Robert MISRAHI — Le rôle de l'éducation est le premier. Aujourd'hui, nous aboutissons presque au péché originel de nos gouvernants : la méconnaissance du rôle de l'éducation. Il fallait lui consacrer un budget infiniment plus important et cesser de croire que l'éducation pouvait être une science. On a ainsi mis en place les Instituts de formation des maîtres (IUFM) en voulant faire de l'éducation une anthropologie déterministe. C'est un échec. Il faudrait également cesser de croire que l'éducation est une formation professionnelle, pour former les gens à leur emploi. On forme les gens à utiliser des ordinateurs, mais il n'y a pas de place pour eux, puisqu'il n'y a pas d'emploi. Ces mêmes personnes que l'on forme à utiliser des ordinateurs sont parfois illettrées, ce qui les ouvre aux formes archaïques de la pensée : les idéologies et la religion. Autrement dit, tout se tient.

Ce que les politiques n'ont pas voulu voir, c'est que tous les problèmes se tiennent et qu'ils reposent tous sur une pointe : l'éducation. C'est par exemple faute d'éducation que l'on a pas une diffusion suffisante de la laïcité. Il faut séparer partout le lien fictif qu'établissent certains entre la politique et la religion.
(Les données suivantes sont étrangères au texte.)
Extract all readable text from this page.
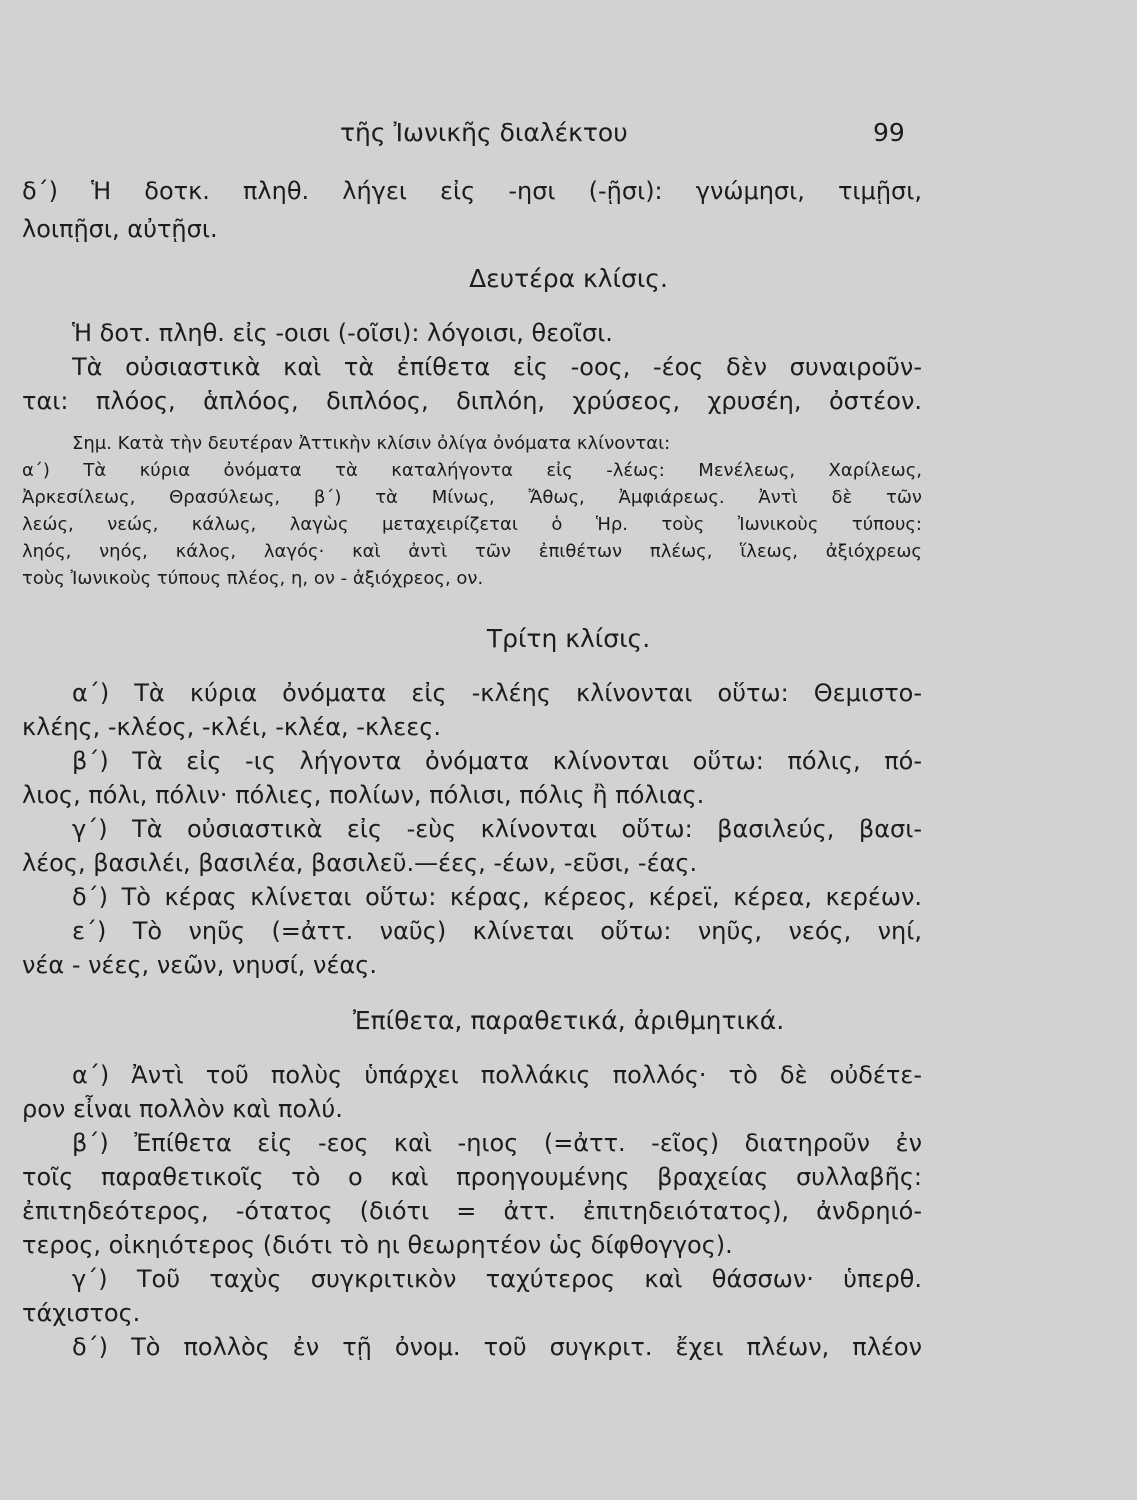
τῆς Ἰωνικῆς διαλέκτου	99
δ΄) Ἡ δοτκ. πληθ. λήγει εἰς -ησι (-ῇσι): γνώμησι, τιμῇσι,
λοιπῇσι, αὐτῇσι.
Δευτέρα κλίσις.
Ἡ δοτ. πληθ. εἰς -οισι (-οῖσι): λόγοισι, θεοῖσι.
Τὰ οὐσιαστικὰ καὶ τὰ ἐπίθετα εἰς -οος, -έος δὲν συναιροῦν-
ται: πλόος, ἁπλόος, διπλόος, διπλόη, χρύσεος, χρυσέη, ὀστέον.
Σημ. Κατὰ τὴν δευτέραν Ἀττικὴν κλίσιν ὀλίγα ὀνόματα κλίνονται:
α΄) Τὰ κύρια ὀνόματα τὰ καταλήγοντα εἰς -λέως: Μενέλεως, Χαρίλεως,
Ἀρκεσίλεως, Θρασύλεως, β΄) τὰ Μίνως, Ἄθως, Ἀμφιάρεως. Ἀντὶ δὲ τῶν
λεώς, νεώς, κάλως, λαγὼς μεταχειρίζεται ὁ Ἡρ. τοὺς Ἰωνικοὺς τύπους:
ληός, νηός, κάλος, λαγός· καὶ ἀντὶ τῶν ἐπιθέτων πλέως, ἵλεως, ἀξιόχρεως
τοὺς Ἰωνικοὺς τύπους πλέος, η, ον - ἀξιόχρεος, ον.
Τρίτη κλίσις.
α΄) Τὰ κύρια ὀνόματα εἰς -κλέης κλίνονται οὕτω: Θεμιστο-
κλέης, -κλέος, -κλέι, -κλέα, -κλεες.
β΄) Τὰ εἰς -ις λήγοντα ὀνόματα κλίνονται οὕτω: πόλις, πό-
λιος, πόλι, πόλιν· πόλιες, πολίων, πόλισι, πόλις ἢ πόλιας.
γ΄) Τὰ οὐσιαστικὰ εἰς -εὺς κλίνονται οὕτω: βασιλεύς, βασι-
λέος, βασιλέι, βασιλέα, βασιλεῦ.—έες, -έων, -εῦσι, -έας.
δ΄) Τὸ κέρας κλίνεται οὕτω: κέρας, κέρεος, κέρεϊ, κέρεα, κερέων.
ε΄) Τὸ νηῦς (=ἀττ. ναῦς) κλίνεται οὕτω: νηῦς, νεός, νηί,
νέα - νέες, νεῶν, νηυσί, νέας.
Ἐπίθετα, παραθετικά, ἀριθμητικά.
α΄) Ἀντὶ τοῦ πολὺς ὑπάρχει πολλάκις πολλός· τὸ δὲ οὐδέτε-
ρον εἶναι πολλὸν καὶ πολύ.
β΄) Ἐπίθετα εἰς -εος καὶ -ηιος (=ἀττ. -εῖος) διατηροῦν ἐν
τοῖς παραθετικοῖς τὸ ο καὶ προηγουμένης βραχείας συλλαβῆς:
ἐπιτηδεότερος, -ότατος (διότι = ἀττ. ἐπιτηδειότατος), ἀνδρηιό-
τερος, οἰκηιότερος (διότι τὸ ηι θεωρητέον ὡς δίφθογγος).
γ΄) Τοῦ ταχὺς συγκριτικὸν ταχύτερος καὶ θάσσων· ὑπερθ.
τάχιστος.
δ΄) Τὸ πολλὸς ἐν τῇ ὀνομ. τοῦ συγκριτ. ἔχει πλέων, πλέον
C'est une tâche essentielle qui n'a pas été remplie.

"Il y a une démission des politiques et des enseignants, qui veulent faire du solide, mais qui manquent d'imagination et de culture. Et de culture philosophique, particulièrement."

Nos politiques ont peur de la population scolaire. On croit qu'on doit lui donner ce qu'elle demande. Or, on ne sait pas ce qu'elle demande, puisque notre responsabilité est de la former. Il y a une démission des politiques et des enseignants, qui veulent faire du solide, mais qui manquent d'imagination et de culture. Et de culture philosophique, particulièrement. Les enseignants passent par les IUFM et les politiques par l'ENA, où l'on apprend tout sauf l'essentiel. A l'ENA, on apprend l'histoire, les études locales, la géographie, on étudie des techniques, mais on n'étudie pas à quoi sert une société par rapport à ceux qui y vivent. Dans les IUFM, on fait même de la sociologie, mais on n'apprend pas ce qu'est le rapport personnel d'enseignant à étudiant, ce qu'est la tâche qui consiste à transmettre le savoir.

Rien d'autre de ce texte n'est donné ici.